Al cuarto día, después de haber visitado numerosas iglesias románicas y la siempre bien conservada villa de Santillana del Mar, ella decidió que tocaba día de playa. Ernesto, cargado con la sombrilla azul que lucía el logotipo de la compañía eléctrica, calzando sus zapatillas cerradas, nada de chanclas, no tuvo más remedio que caminar sobre la arena. La discusión previa sobre la conveniencia o no de llevar sombrilla, dada la buena temperatura y el escaso daño que sobre la piel de ella podría hacer el débil sol del Cantábrico, había acabado pronto.
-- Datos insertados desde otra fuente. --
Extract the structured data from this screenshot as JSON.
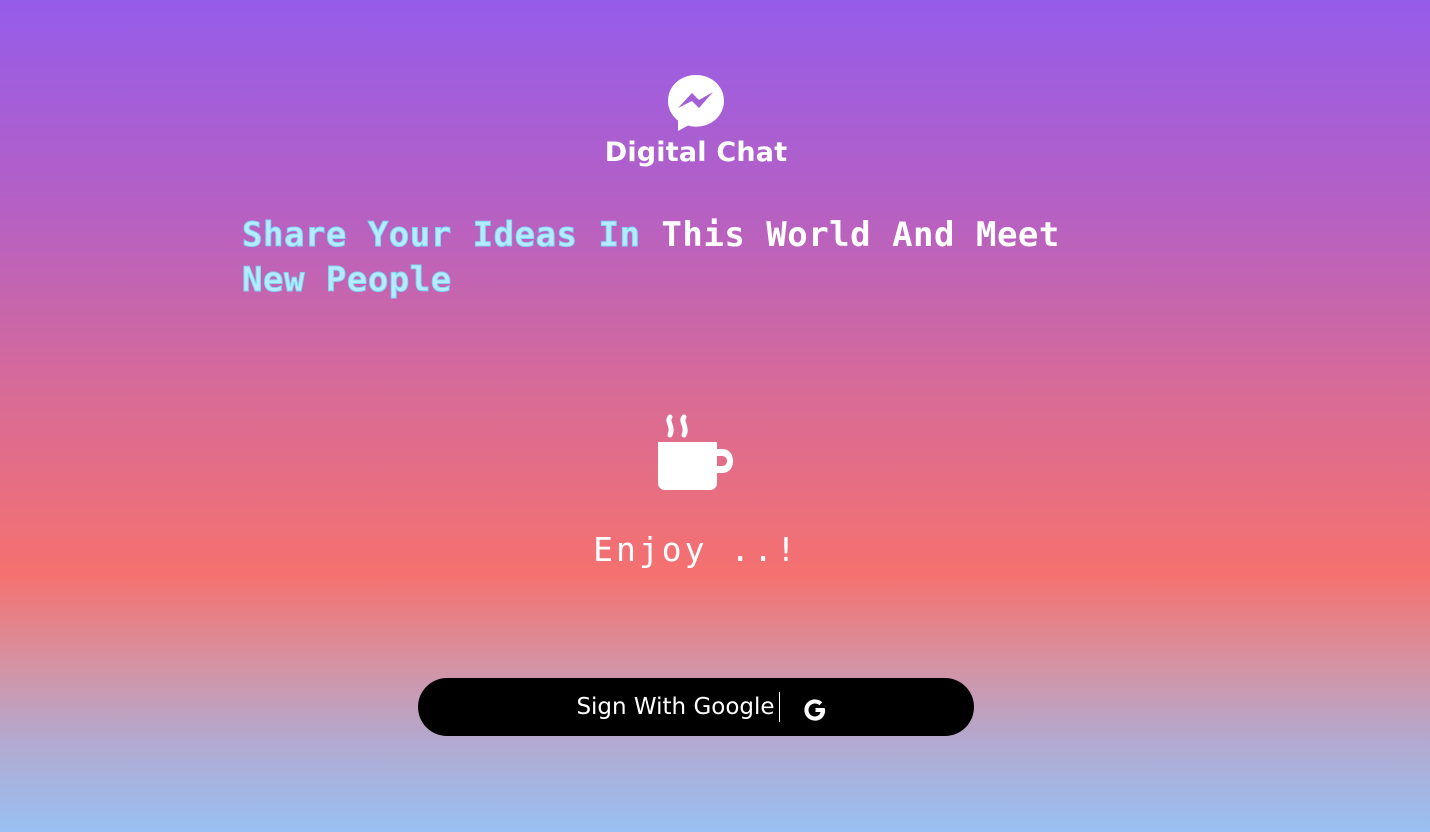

Y allí estaba él, sintiendo ese resquemor que sus deportivas no evitaban mientras caminaba hacia el mar. Lo que ocurrió después fue vertiginoso: intentó abrir la sombrilla, las varillas se engancharon en la tela, ésta se rajó; ella, con cara de menosprecio, le dijo: “parece mentira que con una ingeniería mecánica no seas capaz de abrir una sombrilla”. Él dio un bastonazo a la sombrilla estropeada mientras miraba con ojos incendiados a su novia. Y se marchó de la playa.

A las pocas semanas la relación, igual que la sombrilla, se rompió también. Ella lo dejó y él le quemó el coche (“sus prontos” iban alcanzando mayor temperatura). Fue juzgado y declarado culpable. Pisó una cárcel por primera vez, pero por poco tiempo.